From what I understand, a good night’s sleep is different for every person. For me, it’s around 7 hrs or a little more. I always tended to get a pretty good night’s sleep, but since looking more carefully at how to get ripped, I made sure that continued to be the case. Sleep facilitates cellular repair, and repairing the damage inflicted during heavy lifting sessions is absolutely critical to increasing strength (http://www.ncbi.nlm.nih.gov/pubmed/21550729).
I can’t stress enough how critical rest was (and remains) for me in getting ripped and staying ripped. I don’t think there are many muscled and ripped people (as opposed to stick-skinny and ripped) who would argue with that statement. My old mindset was that if I wasn’t in the gym pumping puffy, voluminous sets or running chronically or sweating my guts out performing some complex and convoluted CrossFit routine (which developed strength that pales in comparison to the strength I have now), I was losing. Ironically, when learning how to get ripped this time, I found that the single most difficult technique to incorporate into my life was resting; it was so mentally difficult for me to stop going to the gym every day, cut lifting time in less than half and reduce structured cardio to a trickle. But my greatest fat loss and strength gains have come with rest. If you pick at a scab, it won’t heal. I was picking at a giant scab all the time, and it was my entire body.
I listened to my body.
If I ever, ever felt pain in a joint while lifting that lasted for more than a set, I stopped, reduced the weight, and tested the movement/ joint again. If it persisted, I was completely done with that exercise. Joint, tendon and ligament injuries require so much time to heal that it was never worth it for me. I’d rather prevent an injury by taking a single session off than injure myself and put myself out of it for six weeks. I’ve injured my Achilles tendon a few times throughout my life (the result of doing stupid things on an inclined treadmill), which made it impossible to do virtually any lower body exercise. I don’t know why it took me so long to learn from those experiences.

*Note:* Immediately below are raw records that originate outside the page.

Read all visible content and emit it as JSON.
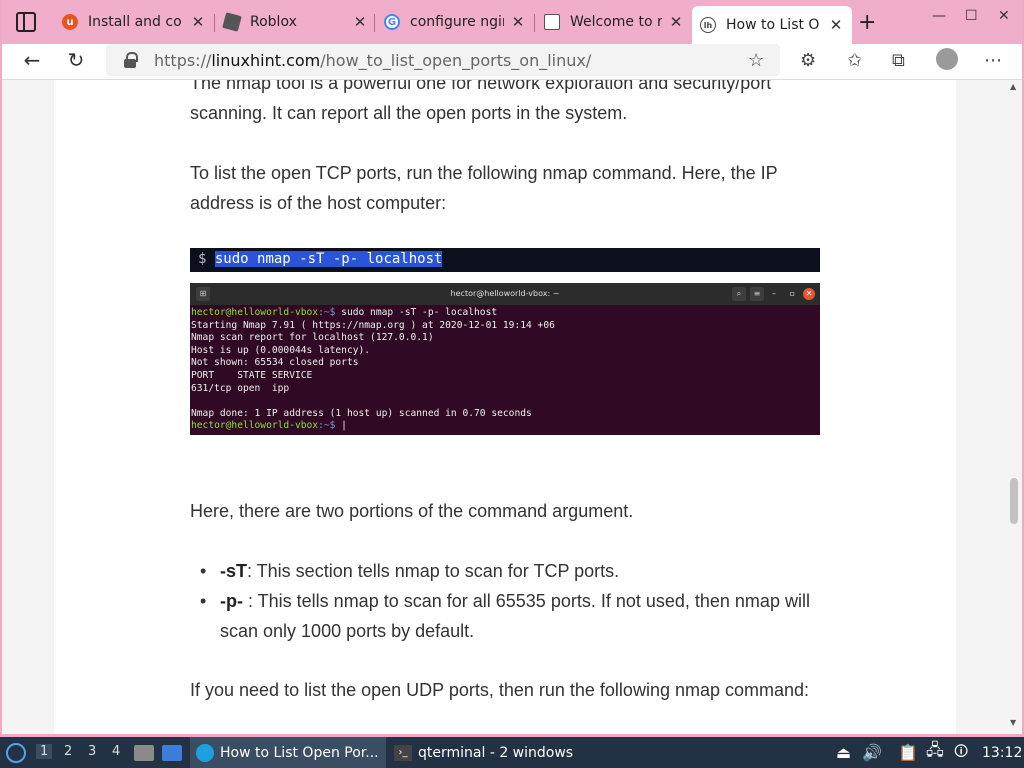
{
  "tabs": [
    {
      "title": "Install and co",
      "favicon_color": "#e95420"
    },
    {
      "title": "Roblox",
      "favicon_color": "#555555"
    },
    {
      "title": "configure ngin",
      "favicon_color": "#4285f4"
    },
    {
      "title": "Welcome to n",
      "favicon_color": "#666666"
    },
    {
      "title": "How to List O",
      "favicon_color": "#444444"
    }
  ],
  "address": {
    "scheme": "https://",
    "host": "linuxhint.com",
    "path": "/how_to_list_open_ports_on_linux/"
  },
  "article": {
    "para1_line1": "The nmap tool is a powerful one for network exploration and security/port",
    "para1_line2": "scanning. It can report all the open ports in the system.",
    "para2_line1": "To list the open TCP ports, run the following nmap command. Here, the IP",
    "para2_line2": "address is of the host computer:",
    "code_prompt": "$",
    "code_command": "sudo nmap -sT -p- localhost",
    "para3": "Here, there are two portions of the command argument.",
    "bullet1_flag": "-sT",
    "bullet1_text": ": This section tells nmap to scan for TCP ports.",
    "bullet2_flag": "-p-",
    "bullet2_line1": " : This tells nmap to scan for all 65535 ports. If not used, then nmap will",
    "bullet2_line2": "scan only 1000 ports by default.",
    "para4": "If you need to list the open UDP ports, then run the following nmap command:"
  },
  "terminal": {
    "title": "hector@helloworld-vbox: ~",
    "user_host": "hector@helloworld-vbox",
    "path_prompt": ":~$",
    "cmd": " sudo nmap -sT -p- localhost",
    "lines": [
      "Starting Nmap 7.91 ( https://nmap.org ) at 2020-12-01 19:14 +06",
      "Nmap scan report for localhost (127.0.0.1)",
      "Host is up (0.000044s latency).",
      "Not shown: 65534 closed ports",
      "PORT    STATE SERVICE",
      "631/tcp open  ipp",
      "",
      "Nmap done: 1 IP address (1 host up) scanned in 0.70 seconds"
    ],
    "final_prompt": " |"
  },
  "taskbar": {
    "workspaces": [
      "1",
      "2",
      "3",
      "4"
    ],
    "task1": "How to List Open Por...",
    "task2": "qterminal - 2 windows",
    "clock": "13:12"
  }
}
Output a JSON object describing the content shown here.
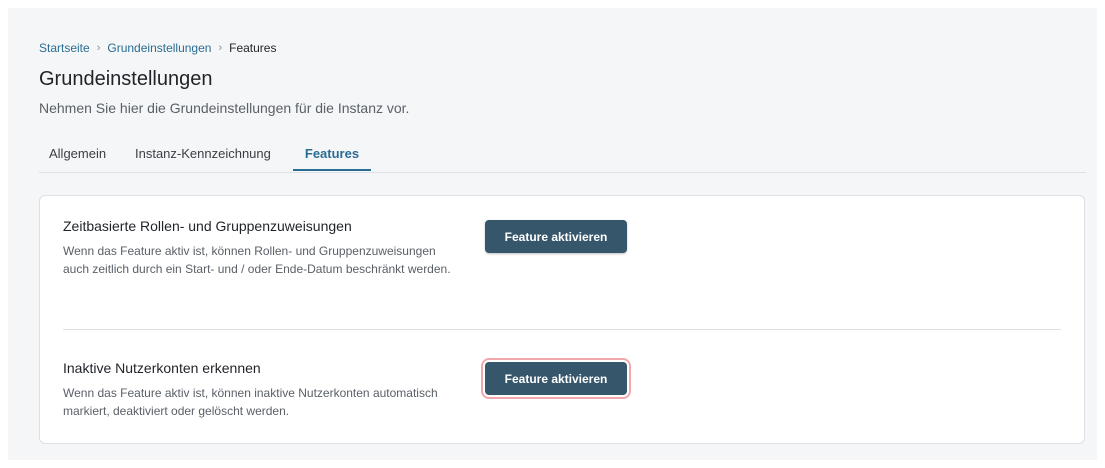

Furthermore, there were inevitably days when I woke up feeling completely devoid of energy. If that feeling ever persisted into my workout, I either walked out of the gym, or lifted at a much lower intensity (more likely the latter of the two). I knew from past experience that my propensity to injure myself increased when I was lacking energy since form devolves more easily. It was just too much to risk.